The first few weeks of school are party-filled. They are before classes and obligations get too heavy, before first-years have really made friends and before everyone has fallen back into their own groups. First-years celebrating their first tastes of freedom mingle with seniors trying to forget that it’s senior year. Alcohol, and other drugs, are often a part of the festivities. As we all know, these two things can combine to make people forget that sex without a condom is not safe, especially if you don’t exactly know the person on the other side.

Recently, I’ve overheard a number of conversations where guys excitedly share stories about meeting girls who for some reason or another are willing to participate in sex without a condom. One of the most common reasons I hear is that the girl is on birth control. But while, yes, birth control certainly performs the duty of preventing pregnancy, it does not protect against the many STDs wandering around on our campus. The first couple of weeks of school, or of a new relationship, are times to be especially careful. We hope that our partners will be respectful of us in the same way that we (hopefully) are of them–refraining from activities that they know will put us at risk, but not all partners are. Particularly if we choose our partners at parties and bars while intoxicated, there is a high risk that they might not know, or share, information about their health, or that they will rush to have sex without first thinking about the consequences.

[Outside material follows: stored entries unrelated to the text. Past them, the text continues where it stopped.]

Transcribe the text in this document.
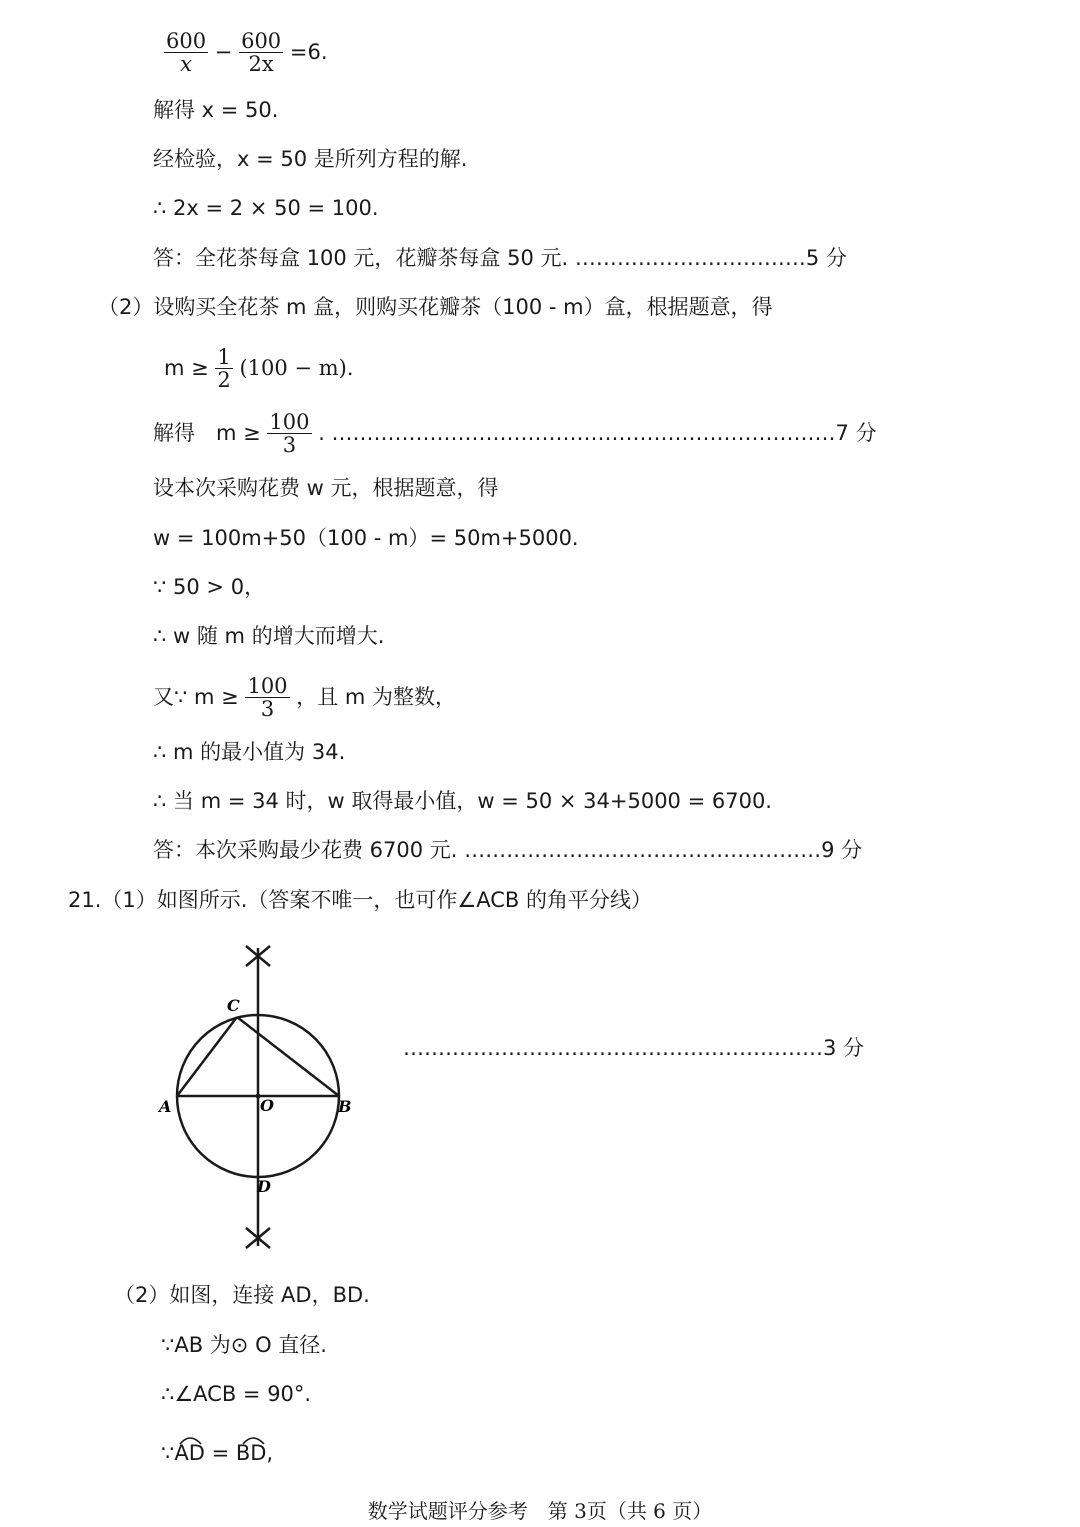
$\frac{600}{x} - \frac{600}{2x} =6$.
解得 x = 50.
经检验，x = 50 是所列方程的解.
∴ 2x = 2 × 50 = 100.
答：全花茶每盒 100 元，花瓣茶每盒 50 元. ……………………………5 分
（2）设购买全花茶 m 盒，则购买花瓣茶（100 - m）盒，根据题意，得
$m \ge \frac{1}{2} (100 - m)$.
解得　$m \ge \frac{100}{3}$ . ………………………………………………………………7 分
设本次采购花费 w 元，根据题意，得
w = 100m+50（100 - m）= 50m+5000.
∵ 50 > 0，
∴ w 随 m 的增大而增大.
又∵ $m \ge \frac{100}{3}$ ，且 m 为整数，
∴ m 的最小值为 34.
∴ 当 m = 34 时，w 取得最小值，w = 50 × 34+5000 = 6700.
答：本次采购最少花费 6700 元. ……………………………………………9 分
21.（1）如图所示.（答案不唯一，也可作∠ACB 的角平分线）
C
A	O	B
D
……………………………………………………3 分
（2）如图，连接 AD，BD.
∵AB 为⊙ O 直径.
∴∠ACB = 90°.
∵AD = BD,
数学试题评分参考　第 3页（共 6 页）
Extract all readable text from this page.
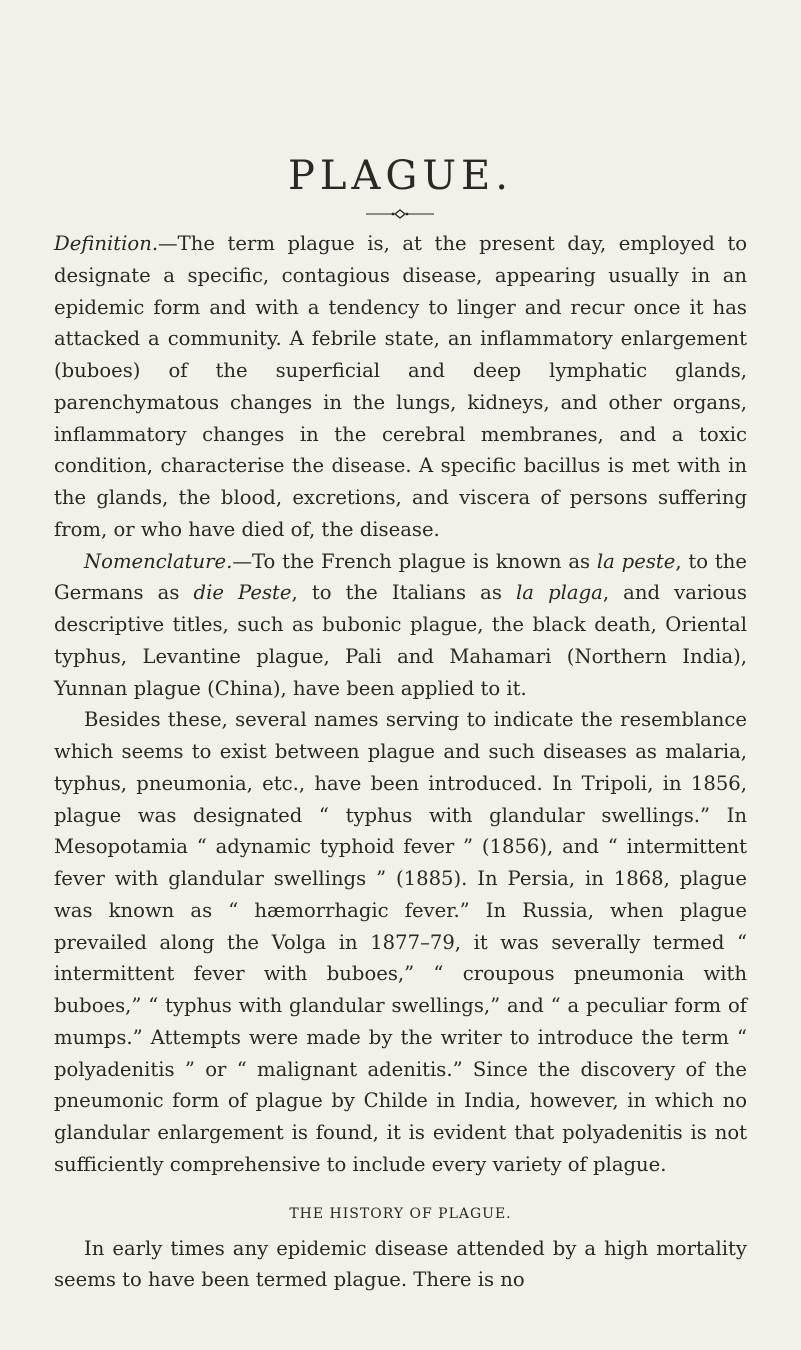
PLAGUE.

Definition.—The term plague is, at the present day, employed to designate a specific, contagious disease, appearing usually in an epidemic form and with a tendency to linger and recur once it has attacked a community. A febrile state, an inflammatory enlargement (buboes) of the superficial and deep lymphatic glands, parenchymatous changes in the lungs, kidneys, and other organs, inflammatory changes in the cerebral membranes, and a toxic condition, characterise the disease. A specific bacillus is met with in the glands, the blood, excretions, and viscera of persons suffering from, or who have died of, the disease.

Nomenclature.—To the French plague is known as la peste, to the Germans as die Peste, to the Italians as la plaga, and various descriptive titles, such as bubonic plague, the black death, Oriental typhus, Levantine plague, Pali and Mahamari (Northern India), Yunnan plague (China), have been applied to it.

Besides these, several names serving to indicate the resemblance which seems to exist between plague and such diseases as malaria, typhus, pneumonia, etc., have been introduced. In Tripoli, in 1856, plague was designated “ typhus with glandular swellings.” In Mesopotamia “ adynamic typhoid fever ” (1856), and “ intermittent fever with glandular swellings ” (1885). In Persia, in 1868, plague was known as “ hæmorrhagic fever.” In Russia, when plague prevailed along the Volga in 1877–79, it was severally termed “ intermittent fever with buboes,” “ croupous pneumonia with buboes,” “ typhus with glandular swellings,” and “ a peculiar form of mumps.” Attempts were made by the writer to introduce the term “ polyadenitis ” or “ malignant adenitis.” Since the discovery of the pneumonic form of plague by Childe in India, however, in which no glandular enlargement is found, it is evident that polyadenitis is not sufficiently comprehensive to include every variety of plague.

THE HISTORY OF PLAGUE.

In early times any epidemic disease attended by a high mortality seems to have been termed plague. There is no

This week, there was an article in The New York Times discussing the reemergence of the “withdrawal” method as a feasible birth control option. A group of scientists at the Guttmacher Institute decided to study the efficacy of the pull-out method (as it is sometimes called) versus that of condoms, because they felt that the method was under-appreciated. However, they point out again and again that while it may be nearly as effective as condoms in preventing pregnancy, it is not something that can be considered a replacement for condoms, as, for obvious reasons, it does not protect from STDs.

I wonder if there is something we can do, either as a school or just generally, to reduce the number of STDs circulating on campus. Maybe if we stop thinking about condoms as a form of birth control and begin thinking of them more as a protective device, people will reevaluate their choices. Most girls I know insist on condoms not because of pregnancy fears, but instead because the risk of contracting an STD is too high, and too terrifying. The last thing you want to remember from this year is how you felt about getting something in the first few weeks of college.